The Times report said Ratzinger was copied in on a memo about the transfer of Rev. Peter Hullermann, who was convicted six years later of molesting a boy but remained active as a priest until he was identified in the current scandal wave.
"An archbishop doesn't read all the administrative acts. He just can't. That's why he has a vicar general," Kellner added.
The then vicar general, Rev.

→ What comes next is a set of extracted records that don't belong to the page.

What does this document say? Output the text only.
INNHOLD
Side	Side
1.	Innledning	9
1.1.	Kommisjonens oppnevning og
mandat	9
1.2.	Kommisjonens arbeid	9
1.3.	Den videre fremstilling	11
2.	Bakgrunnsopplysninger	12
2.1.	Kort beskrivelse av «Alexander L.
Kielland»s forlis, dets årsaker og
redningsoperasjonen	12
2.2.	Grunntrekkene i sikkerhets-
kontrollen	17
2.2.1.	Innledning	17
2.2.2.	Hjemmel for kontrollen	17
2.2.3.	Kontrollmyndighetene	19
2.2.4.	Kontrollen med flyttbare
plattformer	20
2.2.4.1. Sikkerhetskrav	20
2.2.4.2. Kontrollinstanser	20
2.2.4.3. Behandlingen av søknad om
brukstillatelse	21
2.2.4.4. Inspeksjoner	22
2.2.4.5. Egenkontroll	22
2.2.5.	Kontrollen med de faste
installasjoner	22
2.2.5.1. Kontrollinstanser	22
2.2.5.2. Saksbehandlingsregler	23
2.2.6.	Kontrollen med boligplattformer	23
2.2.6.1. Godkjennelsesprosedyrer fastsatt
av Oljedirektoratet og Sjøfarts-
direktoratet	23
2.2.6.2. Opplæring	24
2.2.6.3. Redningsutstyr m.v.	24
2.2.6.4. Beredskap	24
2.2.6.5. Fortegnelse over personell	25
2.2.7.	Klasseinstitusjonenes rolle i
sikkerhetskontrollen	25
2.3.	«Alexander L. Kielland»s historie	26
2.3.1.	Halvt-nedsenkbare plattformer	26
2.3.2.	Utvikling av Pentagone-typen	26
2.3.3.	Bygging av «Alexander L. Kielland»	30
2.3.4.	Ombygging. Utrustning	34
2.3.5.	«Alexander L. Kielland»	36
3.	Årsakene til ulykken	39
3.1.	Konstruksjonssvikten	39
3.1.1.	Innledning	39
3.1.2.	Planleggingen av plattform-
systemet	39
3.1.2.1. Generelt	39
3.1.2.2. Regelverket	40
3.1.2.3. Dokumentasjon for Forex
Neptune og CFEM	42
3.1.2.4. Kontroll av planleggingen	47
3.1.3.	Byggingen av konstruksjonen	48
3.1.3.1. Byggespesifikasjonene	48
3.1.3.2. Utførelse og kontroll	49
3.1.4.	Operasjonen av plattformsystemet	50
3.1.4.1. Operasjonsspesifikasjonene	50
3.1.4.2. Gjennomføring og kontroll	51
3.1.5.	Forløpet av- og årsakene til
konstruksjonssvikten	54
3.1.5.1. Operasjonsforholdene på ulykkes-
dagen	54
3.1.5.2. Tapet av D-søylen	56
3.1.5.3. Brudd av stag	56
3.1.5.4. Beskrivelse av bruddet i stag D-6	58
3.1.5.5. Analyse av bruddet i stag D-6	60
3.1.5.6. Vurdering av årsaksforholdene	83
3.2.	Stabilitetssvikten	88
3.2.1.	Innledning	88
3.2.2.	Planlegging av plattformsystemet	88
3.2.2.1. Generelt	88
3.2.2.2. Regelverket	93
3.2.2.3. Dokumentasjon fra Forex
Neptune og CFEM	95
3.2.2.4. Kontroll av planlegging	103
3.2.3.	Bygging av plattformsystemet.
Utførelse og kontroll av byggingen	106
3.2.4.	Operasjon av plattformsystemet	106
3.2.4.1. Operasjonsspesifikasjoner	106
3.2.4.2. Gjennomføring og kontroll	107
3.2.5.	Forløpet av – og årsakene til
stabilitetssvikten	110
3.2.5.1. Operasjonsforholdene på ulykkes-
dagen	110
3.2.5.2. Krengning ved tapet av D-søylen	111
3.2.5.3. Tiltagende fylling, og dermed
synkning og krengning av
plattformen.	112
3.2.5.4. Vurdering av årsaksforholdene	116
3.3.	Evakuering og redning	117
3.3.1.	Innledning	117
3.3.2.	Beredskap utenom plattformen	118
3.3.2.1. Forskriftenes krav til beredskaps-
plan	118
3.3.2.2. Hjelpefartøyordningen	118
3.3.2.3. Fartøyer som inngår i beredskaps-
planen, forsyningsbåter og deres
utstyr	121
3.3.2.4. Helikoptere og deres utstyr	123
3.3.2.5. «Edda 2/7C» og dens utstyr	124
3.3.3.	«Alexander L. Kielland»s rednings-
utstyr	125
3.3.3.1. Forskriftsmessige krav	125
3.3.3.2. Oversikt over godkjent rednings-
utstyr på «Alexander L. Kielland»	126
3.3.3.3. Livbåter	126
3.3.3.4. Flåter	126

Gerhard Gruber, took full responsibility earlier this month for reinstating Hullermann, who has since been suspended from his priestly duties.
The New York Times reported on Thursday that the Vatican did not defrock a U.S. priest accused of sexually abusing up to 200 deaf boys in Milwaukee from the 1950s to the 1970s.
A Vatican spokesman said civil authorities had investigated his abuse in 1974 without bringing charges against him.
DUTCH BISHOP KNEW OF ABUSE
In the Netherlands, the Dutch bishops conference confirmed that Bishop van Luyn had known about sexual abuse cases in boarding schools run by the Salesian order of priests when he was their Dutch province leader from 1975 to 1981.
The Dutch bishops launched an independent inquiry headed by a Protestant politician soon after victims, emboldened by debates about sexual abuse in Ireland and Germany, came forward early this month to accuse three Salesian priests of abuse.
"In his capacity as provincial from 1975 to 1981, the then Rev. van Luyn did learn about some cases and had to take measures," it said in a statement without saying what he did.
"The bishop will wait to speak to the independent inquiry that is now being prepared," it added. A Church hotline for abuse victims has received over 1,100 calls since early March.
Cardinal Adrianus Simonis, retired archbishop of Utrecht, caused an uproar this week by saying bishops were as uninformed about abuse years ago as wartime Germans were of the Holocaust. He said on Friday he regretted the comparison.